Evans Chantell S, Holzbaur Erika Lf
Department of Physiology, Perelman School of Medicine, University of Pennsylvania, Philadelphia, United States.
Elife. 2020 Jan 14;9:e50260. doi: 10.7554/eLife.50260.
Mitophagy, the selective removal of damaged mitochondria, is thought to be critical to maintain neuronal homeostasis. Mutations of proteins in the pathway cause neurodegenerative diseases, suggesting defective mitochondrial turnover contributes to neurodegeneration. In primary rat hippocampal neurons, we developed a mitophagy induction paradigm where mild oxidative stress induced low levels of mitochondrial damage. Mitophagy-associated proteins were sequentially recruited to depolarized mitochondria followed by sequestration into autophagosomes. The localization of these mitophagy events had a robust somal bias. In basal and induced conditions, engulfed mitochondria remained in non-acidified organelles for hours to days, illustrating efficient autophagosome sequestration but delayed lysosomal fusion or acidification. Furthermore, expression of an ALS-linked mutation in the pathway disrupted mitochondrial network integrity and this effect was exacerbated by oxidative stress. Thus, age-related decline in neuronal health or expression of disease-associated mutations in the pathway may exacerbate the slow kinetics of neuronal mitophagy, leading to neurodegeneration.

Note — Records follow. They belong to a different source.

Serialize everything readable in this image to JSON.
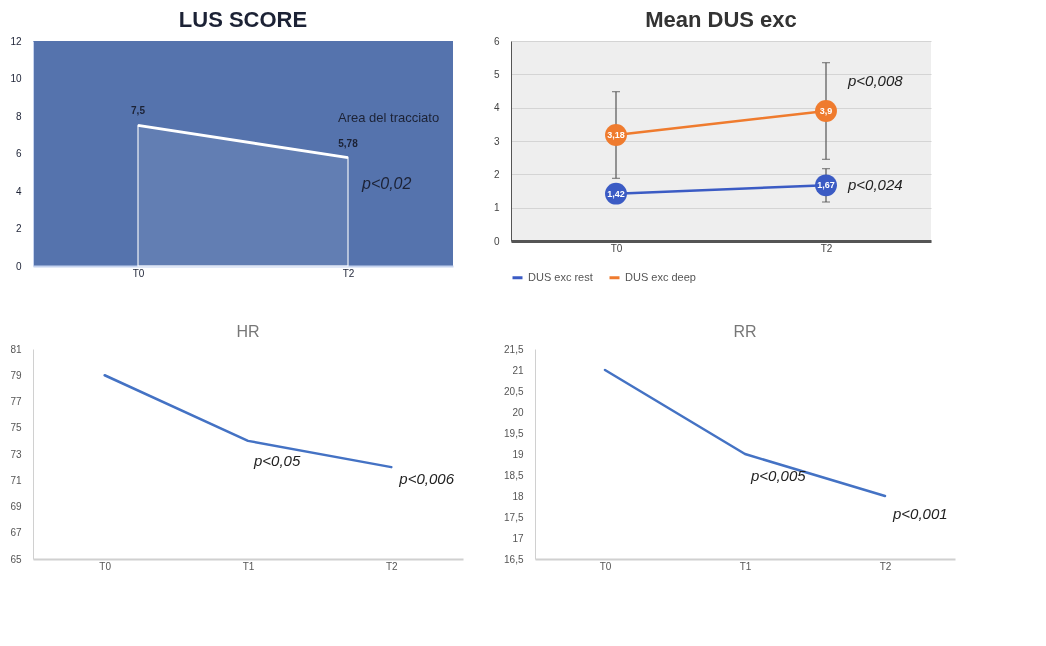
{
  "chart_data": [
    {
      "type": "area",
      "title": "LUS SCORE",
      "categories": [
        "T0",
        "T2"
      ],
      "values": [
        7.5,
        5.78
      ],
      "value_labels": [
        "7,5",
        "5,78"
      ],
      "color": "#ffffff",
      "ylim": [
        0,
        12
      ],
      "yticks": [
        0,
        2,
        4,
        6,
        8,
        10,
        12
      ],
      "annotations": [
        {
          "text": "Area del tracciato",
          "x": "T2",
          "y": 5.78
        },
        {
          "text": "p<0,02",
          "x": "T2",
          "y": 5.78
        }
      ]
    },
    {
      "type": "line",
      "title": "Mean DUS exc",
      "categories": [
        "T0",
        "T2"
      ],
      "series": [
        {
          "name": "DUS exc rest",
          "color": "#3b5bc4",
          "values": [
            1.42,
            1.67
          ],
          "value_labels": [
            "1,42",
            "1,67"
          ],
          "errors": [
            null,
            0.5
          ]
        },
        {
          "name": "DUS exc deep",
          "color": "#ef7b2e",
          "values": [
            3.18,
            3.9
          ],
          "value_labels": [
            "3,18",
            "3,9"
          ],
          "errors": [
            1.3,
            1.45
          ]
        }
      ],
      "ylim": [
        0,
        6
      ],
      "yticks": [
        0,
        1,
        2,
        3,
        4,
        5,
        6
      ],
      "grid": "y",
      "legend": "bottom",
      "marker": "circle",
      "annotations": [
        {
          "text": "p<0,008",
          "x": "T2",
          "y": 3.9
        },
        {
          "text": "p<0,024",
          "x": "T2",
          "y": 1.67
        }
      ]
    },
    {
      "type": "line",
      "title": "HR",
      "categories": [
        "T0",
        "T1",
        "T2"
      ],
      "values": [
        79,
        74,
        72
      ],
      "color": "#4472c4",
      "ylim": [
        65,
        81
      ],
      "yticks": [
        65,
        67,
        69,
        71,
        73,
        75,
        77,
        79,
        81
      ],
      "annotations": [
        {
          "text": "p<0,05",
          "x": "T1",
          "y": 74
        },
        {
          "text": "p<0,006",
          "x": "T2",
          "y": 72
        }
      ]
    },
    {
      "type": "line",
      "title": "RR",
      "categories": [
        "T0",
        "T1",
        "T2"
      ],
      "values": [
        21,
        19,
        18
      ],
      "color": "#4472c4",
      "ylim": [
        16.5,
        21.5
      ],
      "yticks": [
        {
          "value": 16.5,
          "label": "16,5"
        },
        17,
        {
          "value": 17.5,
          "label": "17,5"
        },
        18,
        {
          "value": 18.5,
          "label": "18,5"
        },
        19,
        {
          "value": 19.5,
          "label": "19,5"
        },
        20,
        {
          "value": 20.5,
          "label": "20,5"
        },
        21,
        {
          "value": 21.5,
          "label": "21,5"
        }
      ],
      "annotations": [
        {
          "text": "p<0,005",
          "x": "T1",
          "y": 19
        },
        {
          "text": "p<0,001",
          "x": "T2",
          "y": 18
        }
      ]
    }
  ]
}
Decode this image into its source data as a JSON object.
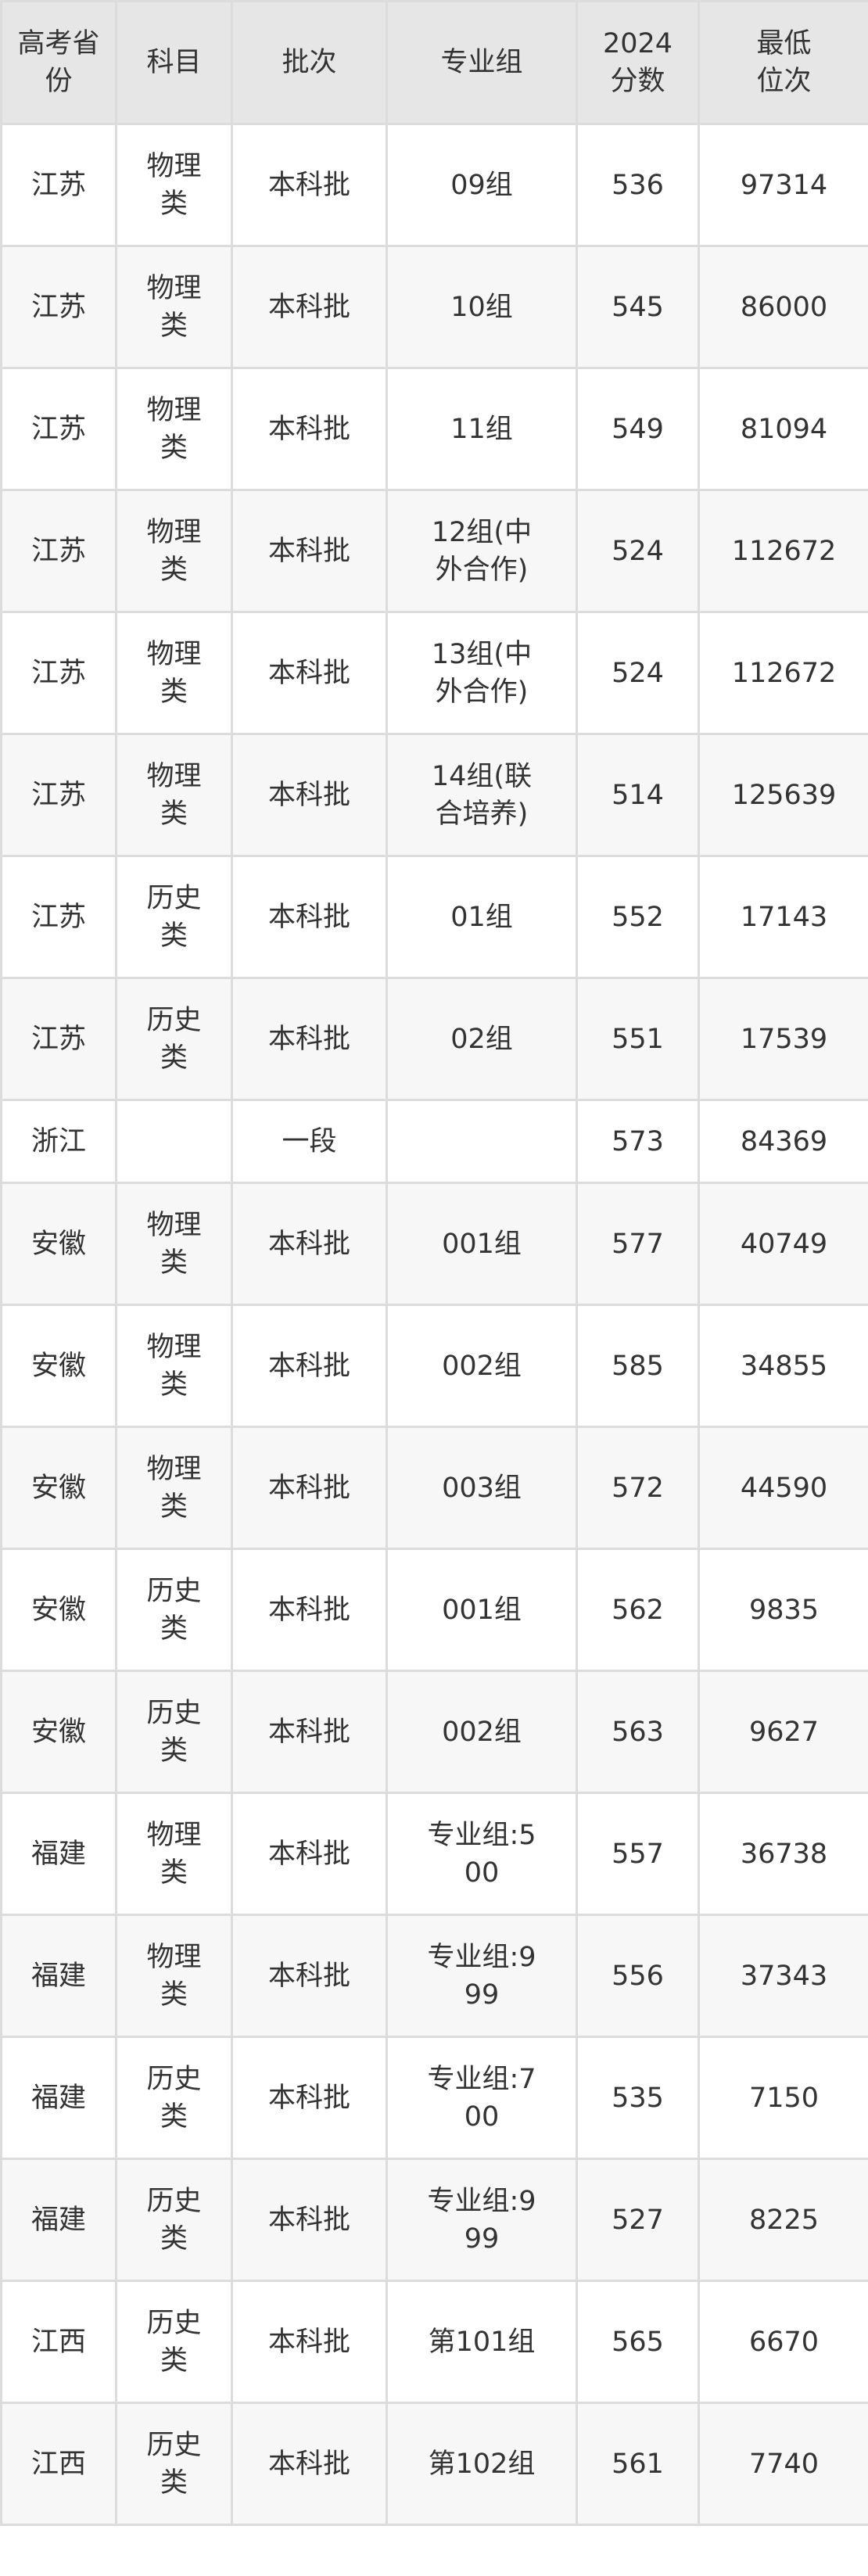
{
  "table": {
    "headers": [
      "高考省份",
      "科目",
      "批次",
      "专业组",
      "2024分数",
      "最低位次"
    ],
    "rows": [
      [
        "江苏",
        "物理类",
        "本科批",
        "09组",
        "536",
        "97314"
      ],
      [
        "江苏",
        "物理类",
        "本科批",
        "10组",
        "545",
        "86000"
      ],
      [
        "江苏",
        "物理类",
        "本科批",
        "11组",
        "549",
        "81094"
      ],
      [
        "江苏",
        "物理类",
        "本科批",
        "12组(中外合作)",
        "524",
        "112672"
      ],
      [
        "江苏",
        "物理类",
        "本科批",
        "13组(中外合作)",
        "524",
        "112672"
      ],
      [
        "江苏",
        "物理类",
        "本科批",
        "14组(联合培养)",
        "514",
        "125639"
      ],
      [
        "江苏",
        "历史类",
        "本科批",
        "01组",
        "552",
        "17143"
      ],
      [
        "江苏",
        "历史类",
        "本科批",
        "02组",
        "551",
        "17539"
      ],
      [
        "浙江",
        "",
        "一段",
        "",
        "573",
        "84369"
      ],
      [
        "安徽",
        "物理类",
        "本科批",
        "001组",
        "577",
        "40749"
      ],
      [
        "安徽",
        "物理类",
        "本科批",
        "002组",
        "585",
        "34855"
      ],
      [
        "安徽",
        "物理类",
        "本科批",
        "003组",
        "572",
        "44590"
      ],
      [
        "安徽",
        "历史类",
        "本科批",
        "001组",
        "562",
        "9835"
      ],
      [
        "安徽",
        "历史类",
        "本科批",
        "002组",
        "563",
        "9627"
      ],
      [
        "福建",
        "物理类",
        "本科批",
        "专业组:500",
        "557",
        "36738"
      ],
      [
        "福建",
        "物理类",
        "本科批",
        "专业组:999",
        "556",
        "37343"
      ],
      [
        "福建",
        "历史类",
        "本科批",
        "专业组:700",
        "535",
        "7150"
      ],
      [
        "福建",
        "历史类",
        "本科批",
        "专业组:999",
        "527",
        "8225"
      ],
      [
        "江西",
        "历史类",
        "本科批",
        "第101组",
        "565",
        "6670"
      ],
      [
        "江西",
        "历史类",
        "本科批",
        "第102组",
        "561",
        "7740"
      ]
    ]
  }
}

线粒体自噬,即对受损线粒体的选择性清除,被认为对于维持神经元内环境稳定至关重要。该通路中蛋白质的突变会引发神经退行性疾病,这表明线粒体更新缺陷会导致神经退行性变。在原代大鼠海马神经元中,我们建立了一种线粒体自噬诱导模式,即轻度氧化应激诱导低水平的线粒体损伤。线粒体自噬相关蛋白会依次被招募到去极化的线粒体上,随后被隔离到自噬体中。这些线粒体自噬事件的定位具有明显的胞体偏向性。在基础状态和诱导状态下,被吞噬的线粒体在非酸化细胞器中会保留数小时至数天,这表明自噬体的隔离效率高,但溶酶体融合或酸化延迟。此外,该通路中与肌萎缩侧索硬化症(ALS)相关的突变表达会破坏线粒体网络的完整性,而氧化应激会加剧这种效应。因此,与年龄相关的神经元健康下降或该通路中疾病相关突变的表达可能会加剧神经元线粒体自噬的缓慢动力学,从而导致神经退行性变。